A me è successo con compiz-fusion... non ho capito bene come ho risolto, ma dando compiz-start in console si ripristinava tutto!

Ciao!

----------

## jexen

@micio

nessuno dei due...

----------

## micio

Preso troppo dalla curiosità sono passato a gnome 2.18 e indovina un pò???? è zompato pure a me..   :Twisted Evil: 

Per intenderci è sparito il gtk-decorator (uso compiz 0.5.1)

La cosa curiosa è che se provo a far partire compiz-fusion tutto funziona normalmente con i suoi bordi di finestra e idem è se non faccio partire nulla e lascio le classiche metacity...

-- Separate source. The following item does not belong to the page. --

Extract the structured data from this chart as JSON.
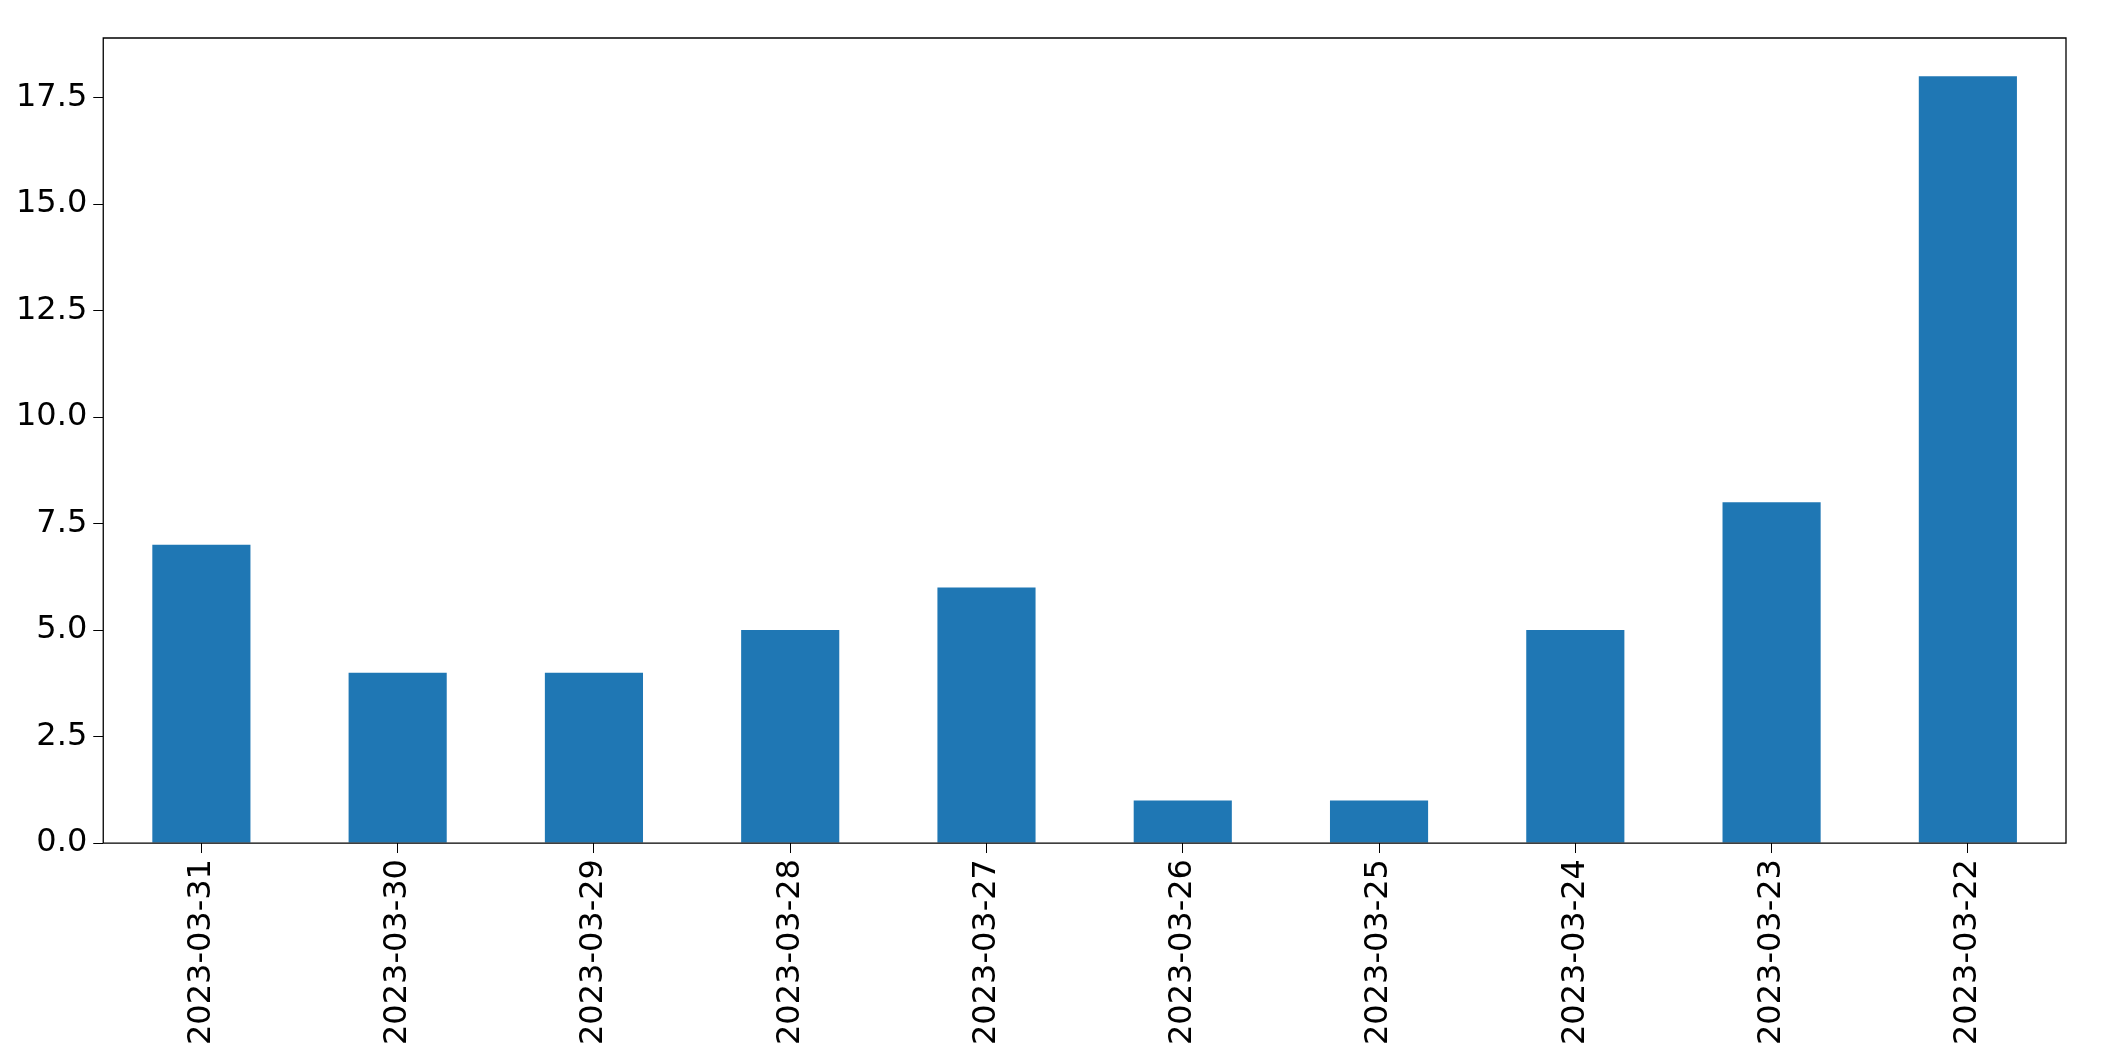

Stamattina ho messo a  ricompilare compiz così per sicurezza perché non avevo tempo per pensare che dovevo scappare in ufficio ma appena torno vedo se ci sono novità..   :Rolling Eyes: 

ciao ciao

----------

## micio

compila e ricompila e tutto è tornato ok... però a me era principalmente un problema con libX11 a causa di un flag.. xcb mi pare... ma non credo che faccia al caso tuo... speriamo che qualcun'altro sappia aiutarti...

Ciao ciao

Micio

----------

## jexen

@micio

qui tutto 'apposto' ormai, ma ho dovuto reinstallare.

mi ricorda anni fa quando succedevano casini memorabili con un altro pseudo OS, finiva con '95' mi pare..   :Laughing: 

ciao

----------

## micio

eheheheh succede... io ora ho qualche problemino col mulo che manda il procio a palla a intervalli SEMBREREBBE regolari.... questo però mi fa pensare che non è l'aggiornamento a gnome 2.18 a dare il problema... forse ho roba in coda che manda in pappa il tutto.... aspetto di finire e cancello la cartella nella home e vedo come va (ho fatto la prova con root e con lui non va a palla il procio...)

Bella pe teeeeeeeeeeeeeeeeeeeeee

Micio

----------